For BGM-Spidermonkey, sites were filtered based on a minimum count of 4 substitutions across the phylogeny. To be conservative, we considered a pair of residues as coevolving if they showed a posterior probability of >0.75. This threshold corresponds to 0.02% and 1.42% of all analyzed site pairs in ORF1a and ORF1b, respectively. Likewise, for MISTIC, site pairs were required to display an MI rank higher than the 99th percentile calculated using all MI scores from the alignment. Pairs of sites exceeding the thresholds for both methods were declared to be coevolving.

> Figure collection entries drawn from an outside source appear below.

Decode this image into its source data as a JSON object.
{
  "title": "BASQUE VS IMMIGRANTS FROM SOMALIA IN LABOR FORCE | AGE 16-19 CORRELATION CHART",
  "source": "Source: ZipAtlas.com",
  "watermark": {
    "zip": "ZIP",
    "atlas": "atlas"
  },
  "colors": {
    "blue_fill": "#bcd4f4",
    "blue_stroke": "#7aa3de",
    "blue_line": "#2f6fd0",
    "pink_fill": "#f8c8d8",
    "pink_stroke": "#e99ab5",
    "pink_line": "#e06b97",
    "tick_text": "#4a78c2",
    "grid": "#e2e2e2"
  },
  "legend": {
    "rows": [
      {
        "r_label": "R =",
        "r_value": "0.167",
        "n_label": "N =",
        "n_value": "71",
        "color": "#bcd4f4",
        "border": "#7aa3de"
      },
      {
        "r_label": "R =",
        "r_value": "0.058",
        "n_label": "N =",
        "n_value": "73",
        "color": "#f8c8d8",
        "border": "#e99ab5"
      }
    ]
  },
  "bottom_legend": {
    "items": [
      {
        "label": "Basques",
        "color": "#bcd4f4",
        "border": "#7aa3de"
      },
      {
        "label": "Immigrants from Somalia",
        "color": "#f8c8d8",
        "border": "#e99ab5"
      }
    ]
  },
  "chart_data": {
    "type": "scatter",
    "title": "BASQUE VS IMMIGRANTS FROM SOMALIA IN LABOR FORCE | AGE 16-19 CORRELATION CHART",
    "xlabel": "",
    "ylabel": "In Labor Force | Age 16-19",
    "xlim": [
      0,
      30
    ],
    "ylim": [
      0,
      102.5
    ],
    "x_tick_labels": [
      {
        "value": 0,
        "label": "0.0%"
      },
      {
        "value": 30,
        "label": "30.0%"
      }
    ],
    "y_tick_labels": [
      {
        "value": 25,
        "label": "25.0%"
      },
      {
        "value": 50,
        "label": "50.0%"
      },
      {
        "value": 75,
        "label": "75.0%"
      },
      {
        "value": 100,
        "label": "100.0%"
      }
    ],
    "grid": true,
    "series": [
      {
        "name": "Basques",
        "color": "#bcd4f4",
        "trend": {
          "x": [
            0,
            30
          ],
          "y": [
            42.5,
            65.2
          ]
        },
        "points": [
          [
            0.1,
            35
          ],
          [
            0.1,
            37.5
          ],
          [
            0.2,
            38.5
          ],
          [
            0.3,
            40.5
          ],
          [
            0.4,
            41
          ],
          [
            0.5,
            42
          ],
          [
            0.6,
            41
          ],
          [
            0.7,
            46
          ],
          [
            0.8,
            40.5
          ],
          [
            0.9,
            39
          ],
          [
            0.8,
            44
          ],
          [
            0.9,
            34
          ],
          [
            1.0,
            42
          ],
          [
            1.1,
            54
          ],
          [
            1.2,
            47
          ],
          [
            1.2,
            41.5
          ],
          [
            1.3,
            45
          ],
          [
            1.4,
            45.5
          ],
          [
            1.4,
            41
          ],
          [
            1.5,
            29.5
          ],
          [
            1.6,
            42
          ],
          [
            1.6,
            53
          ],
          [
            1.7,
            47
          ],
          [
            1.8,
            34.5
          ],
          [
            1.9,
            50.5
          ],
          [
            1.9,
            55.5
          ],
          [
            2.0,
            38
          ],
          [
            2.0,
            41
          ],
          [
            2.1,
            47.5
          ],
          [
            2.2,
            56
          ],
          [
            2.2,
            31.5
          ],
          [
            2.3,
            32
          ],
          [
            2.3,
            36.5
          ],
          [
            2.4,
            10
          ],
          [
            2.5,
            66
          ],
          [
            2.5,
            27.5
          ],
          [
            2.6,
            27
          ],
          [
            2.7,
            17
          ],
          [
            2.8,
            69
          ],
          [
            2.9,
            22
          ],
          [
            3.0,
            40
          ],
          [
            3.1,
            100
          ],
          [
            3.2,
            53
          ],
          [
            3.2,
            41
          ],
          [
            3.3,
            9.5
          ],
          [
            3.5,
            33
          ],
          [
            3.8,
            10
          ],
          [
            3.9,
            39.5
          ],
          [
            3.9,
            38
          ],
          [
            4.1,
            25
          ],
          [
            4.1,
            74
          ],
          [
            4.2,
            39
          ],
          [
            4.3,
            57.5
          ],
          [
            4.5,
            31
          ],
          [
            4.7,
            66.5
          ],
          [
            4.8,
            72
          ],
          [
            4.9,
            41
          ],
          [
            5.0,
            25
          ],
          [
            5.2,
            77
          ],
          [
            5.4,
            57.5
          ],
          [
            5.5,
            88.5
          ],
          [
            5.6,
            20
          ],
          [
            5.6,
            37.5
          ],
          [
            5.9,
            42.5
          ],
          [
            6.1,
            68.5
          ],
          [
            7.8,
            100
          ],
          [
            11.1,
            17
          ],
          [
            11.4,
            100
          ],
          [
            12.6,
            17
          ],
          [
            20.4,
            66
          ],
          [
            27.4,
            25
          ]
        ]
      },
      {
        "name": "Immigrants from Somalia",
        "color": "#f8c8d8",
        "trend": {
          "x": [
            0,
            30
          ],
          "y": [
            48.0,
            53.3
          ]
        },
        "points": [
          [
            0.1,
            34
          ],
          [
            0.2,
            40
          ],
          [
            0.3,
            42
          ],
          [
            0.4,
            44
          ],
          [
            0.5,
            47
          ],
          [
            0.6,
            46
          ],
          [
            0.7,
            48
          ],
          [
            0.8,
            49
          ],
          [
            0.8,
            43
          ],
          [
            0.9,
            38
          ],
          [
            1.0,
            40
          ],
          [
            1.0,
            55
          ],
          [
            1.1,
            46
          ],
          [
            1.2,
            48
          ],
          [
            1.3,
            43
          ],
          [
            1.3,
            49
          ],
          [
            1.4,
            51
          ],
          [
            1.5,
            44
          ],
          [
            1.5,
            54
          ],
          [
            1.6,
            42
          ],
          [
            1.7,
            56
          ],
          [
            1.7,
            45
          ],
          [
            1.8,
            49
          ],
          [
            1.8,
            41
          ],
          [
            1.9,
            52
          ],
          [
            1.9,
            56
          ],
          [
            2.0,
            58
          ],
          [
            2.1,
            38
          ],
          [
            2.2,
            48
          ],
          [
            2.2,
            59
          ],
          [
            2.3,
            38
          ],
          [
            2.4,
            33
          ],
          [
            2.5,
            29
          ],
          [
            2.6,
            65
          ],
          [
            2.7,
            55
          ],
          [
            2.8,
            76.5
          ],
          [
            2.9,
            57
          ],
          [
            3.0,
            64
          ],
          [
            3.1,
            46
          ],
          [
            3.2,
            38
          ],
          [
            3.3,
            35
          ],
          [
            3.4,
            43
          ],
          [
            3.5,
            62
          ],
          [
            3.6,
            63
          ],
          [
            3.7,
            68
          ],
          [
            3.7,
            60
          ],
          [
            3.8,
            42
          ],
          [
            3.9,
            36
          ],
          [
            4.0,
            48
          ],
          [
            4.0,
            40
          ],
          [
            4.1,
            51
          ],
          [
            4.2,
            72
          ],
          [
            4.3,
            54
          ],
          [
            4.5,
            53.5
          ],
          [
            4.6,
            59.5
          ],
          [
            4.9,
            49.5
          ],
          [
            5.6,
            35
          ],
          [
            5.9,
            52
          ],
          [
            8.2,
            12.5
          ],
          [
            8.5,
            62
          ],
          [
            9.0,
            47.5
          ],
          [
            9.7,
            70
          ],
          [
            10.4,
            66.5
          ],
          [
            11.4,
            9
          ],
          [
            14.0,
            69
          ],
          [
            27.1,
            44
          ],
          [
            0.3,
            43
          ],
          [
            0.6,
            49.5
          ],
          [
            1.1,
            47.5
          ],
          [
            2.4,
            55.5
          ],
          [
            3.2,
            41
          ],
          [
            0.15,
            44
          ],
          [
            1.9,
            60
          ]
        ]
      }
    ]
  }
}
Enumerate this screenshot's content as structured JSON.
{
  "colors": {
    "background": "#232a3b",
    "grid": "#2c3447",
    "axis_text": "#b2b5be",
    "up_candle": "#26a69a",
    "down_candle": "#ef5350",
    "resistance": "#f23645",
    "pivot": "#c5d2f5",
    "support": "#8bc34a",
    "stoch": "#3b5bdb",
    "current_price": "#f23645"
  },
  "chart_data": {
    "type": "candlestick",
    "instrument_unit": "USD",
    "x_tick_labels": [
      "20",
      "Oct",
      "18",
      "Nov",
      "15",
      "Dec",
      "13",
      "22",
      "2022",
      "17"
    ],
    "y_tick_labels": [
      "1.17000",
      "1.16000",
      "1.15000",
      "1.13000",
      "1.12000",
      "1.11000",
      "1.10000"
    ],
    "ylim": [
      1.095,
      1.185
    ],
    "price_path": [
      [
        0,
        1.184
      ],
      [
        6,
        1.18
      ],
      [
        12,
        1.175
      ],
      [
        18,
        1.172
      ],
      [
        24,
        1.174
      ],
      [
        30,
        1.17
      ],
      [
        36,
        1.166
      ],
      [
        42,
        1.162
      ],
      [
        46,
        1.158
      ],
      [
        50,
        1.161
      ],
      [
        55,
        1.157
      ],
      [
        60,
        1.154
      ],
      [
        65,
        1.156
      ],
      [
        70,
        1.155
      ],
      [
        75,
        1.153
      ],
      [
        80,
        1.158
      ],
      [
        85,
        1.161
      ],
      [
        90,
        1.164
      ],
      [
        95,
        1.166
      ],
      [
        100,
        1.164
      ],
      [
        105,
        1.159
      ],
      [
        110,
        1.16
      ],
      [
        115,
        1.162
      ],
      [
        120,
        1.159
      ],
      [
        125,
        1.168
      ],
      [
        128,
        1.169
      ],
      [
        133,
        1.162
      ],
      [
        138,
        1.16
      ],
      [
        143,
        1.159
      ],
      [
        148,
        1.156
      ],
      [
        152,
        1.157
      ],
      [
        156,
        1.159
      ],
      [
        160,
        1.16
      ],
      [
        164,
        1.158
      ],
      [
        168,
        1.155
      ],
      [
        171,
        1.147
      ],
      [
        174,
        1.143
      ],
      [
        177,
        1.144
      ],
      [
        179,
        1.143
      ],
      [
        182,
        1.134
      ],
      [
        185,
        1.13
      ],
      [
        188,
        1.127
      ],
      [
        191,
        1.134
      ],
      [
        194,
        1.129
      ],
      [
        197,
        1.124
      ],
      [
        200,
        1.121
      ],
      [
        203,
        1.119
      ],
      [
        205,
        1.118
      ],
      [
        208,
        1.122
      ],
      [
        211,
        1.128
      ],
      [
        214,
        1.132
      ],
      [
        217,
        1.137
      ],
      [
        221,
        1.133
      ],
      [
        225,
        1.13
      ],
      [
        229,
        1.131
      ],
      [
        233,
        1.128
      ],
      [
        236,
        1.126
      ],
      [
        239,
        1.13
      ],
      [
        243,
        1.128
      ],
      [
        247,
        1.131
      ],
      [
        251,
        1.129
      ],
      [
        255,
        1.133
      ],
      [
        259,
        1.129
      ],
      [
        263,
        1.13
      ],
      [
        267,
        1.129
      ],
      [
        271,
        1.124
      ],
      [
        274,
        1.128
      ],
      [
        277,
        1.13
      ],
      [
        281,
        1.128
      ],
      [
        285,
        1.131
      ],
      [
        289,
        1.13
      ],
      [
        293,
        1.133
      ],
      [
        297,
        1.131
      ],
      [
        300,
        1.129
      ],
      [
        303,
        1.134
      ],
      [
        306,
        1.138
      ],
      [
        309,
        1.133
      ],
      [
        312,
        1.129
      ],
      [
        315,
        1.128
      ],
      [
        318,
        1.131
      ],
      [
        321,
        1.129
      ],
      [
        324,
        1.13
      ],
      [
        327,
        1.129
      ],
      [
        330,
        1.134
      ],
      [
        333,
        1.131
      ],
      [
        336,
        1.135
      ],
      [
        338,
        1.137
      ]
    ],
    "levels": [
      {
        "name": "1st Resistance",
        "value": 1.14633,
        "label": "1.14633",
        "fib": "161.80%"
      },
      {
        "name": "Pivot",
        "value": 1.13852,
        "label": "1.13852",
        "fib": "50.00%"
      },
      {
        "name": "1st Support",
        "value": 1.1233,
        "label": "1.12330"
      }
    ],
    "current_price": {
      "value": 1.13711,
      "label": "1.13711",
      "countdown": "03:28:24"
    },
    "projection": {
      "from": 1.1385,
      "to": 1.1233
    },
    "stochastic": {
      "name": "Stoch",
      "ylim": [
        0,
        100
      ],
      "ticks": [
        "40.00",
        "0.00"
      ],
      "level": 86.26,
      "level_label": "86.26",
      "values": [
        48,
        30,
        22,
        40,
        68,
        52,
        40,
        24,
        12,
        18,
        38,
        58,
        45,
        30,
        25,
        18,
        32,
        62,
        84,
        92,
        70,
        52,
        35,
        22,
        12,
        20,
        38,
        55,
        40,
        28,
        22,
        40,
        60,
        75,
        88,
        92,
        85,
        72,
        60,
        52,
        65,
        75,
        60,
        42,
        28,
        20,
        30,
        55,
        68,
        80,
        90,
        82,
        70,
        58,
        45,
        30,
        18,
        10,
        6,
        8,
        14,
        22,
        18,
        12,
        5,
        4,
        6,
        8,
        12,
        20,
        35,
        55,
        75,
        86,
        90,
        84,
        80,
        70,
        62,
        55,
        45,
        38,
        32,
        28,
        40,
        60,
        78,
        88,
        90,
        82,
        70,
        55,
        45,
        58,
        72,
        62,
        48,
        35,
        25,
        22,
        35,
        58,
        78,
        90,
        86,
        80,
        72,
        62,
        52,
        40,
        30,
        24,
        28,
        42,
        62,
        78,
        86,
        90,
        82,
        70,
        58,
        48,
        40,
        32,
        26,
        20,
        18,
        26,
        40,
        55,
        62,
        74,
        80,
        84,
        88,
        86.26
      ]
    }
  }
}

Membrane topology, glycosylation site predictions, and three-dimensional (3D) structure mapping.
The membrane protein topology for MERS-CoV nsp3 and nsp4 was predicted by using TMHMM (http://www.cbs.dtu.dk/services/TMHMM/) (41). N-Glycosylation sites were predicted with NetNGlyc (http://www.cbs.dtu.dk/services/NetNGlyc/), a program that uses artificial neural networks to examine the sequence context of Asn-X-Ser/Thr motifs.
Sites were mapped onto structures using PyMOL (PyMOL molecular graphics system, version 22.214.171.124; Schrödinger, LLC).
nsp3 in ORF1a is a major selection target in betaCoVs.
Lineage C of betaCoVs includes two bat species closely related to MERS-CoV, namely, Ty-BatCoV HKU4 and Pi-BatCoV HKU5, isolated from the lesser bamboo bats (Tylonycteris pachypus) and Japanese pipistrelles (Pipistrellus abramus), respectively (4). Additional viruses belonging to lineage C of betaCoVs have been described to occur in bats (BtCoV/133 and BtVs-BetaCoV/SC2013) and hedgehogs (hedgehog coronavirus [EriCoV]) (20, 42,–44). Recently, a virus belonging to the same species as MERS-CoV was isolated in Neoromicia bats (NeoCoV) (45). To investigate the evolutionary history of ORF1a, we obtained sequence information for these viruses and for 6 MERS-CoV strains isolated from either humans or camels and belonging to the major groups described to date (46) (Fig. 1). The sequence alignment was pruned of unreliably aligned codons (see Materials and Methods), a procedure that resulted in the masking of almost the entire acidic domain in nsp3. Indeed, this region was previously shown to be highly divergent among CoVs (47). We next analyzed the alignment for the presence of recombination breakpoints using GARD (genetic algorithm recombination detection) (28) and GENECONV (29). No evidence of recombination was detected.
Maximum likelihood phylogeny for nsp3 sequences in a subset of isolates representing MERS-CoV major groups. The amino acid alignment of the region surrounding the two positively selected sites (magenta) in MERS-CoV isolates is also shown. Asterisks indicate viruses isolated from dromedary camels.
Positively selected sites in the context of betaCoV biology.
To shed light on the functional role of selected sites, we exploited available structural, genetic, and biochemical data for nsps (mainly obtained for SARS-CoV and MHV), as well as in silico prediction of transmembrane helices and glycosylation sites.
Most positively selected sites were located in nsp3 (Fig. 3A). In the PLpro domain, four of the positively selected sites, including two that are selected in the viral stains from the current MERS-CoV epidemic, were clustered in a spatially confined region opposed to the catalytic crevice. This region corresponds to the “palm” of the right-handed architecture of the protease, whereas three additional sites are located on the “fingers” (Fig. 3A). One of these three surface-exposed sites, Q830, is part of a noncanonical nsp5 cleavage site, unique for MERS-CoV, that could contribute to the formation of new cleavage products (48) (Fig. 3A).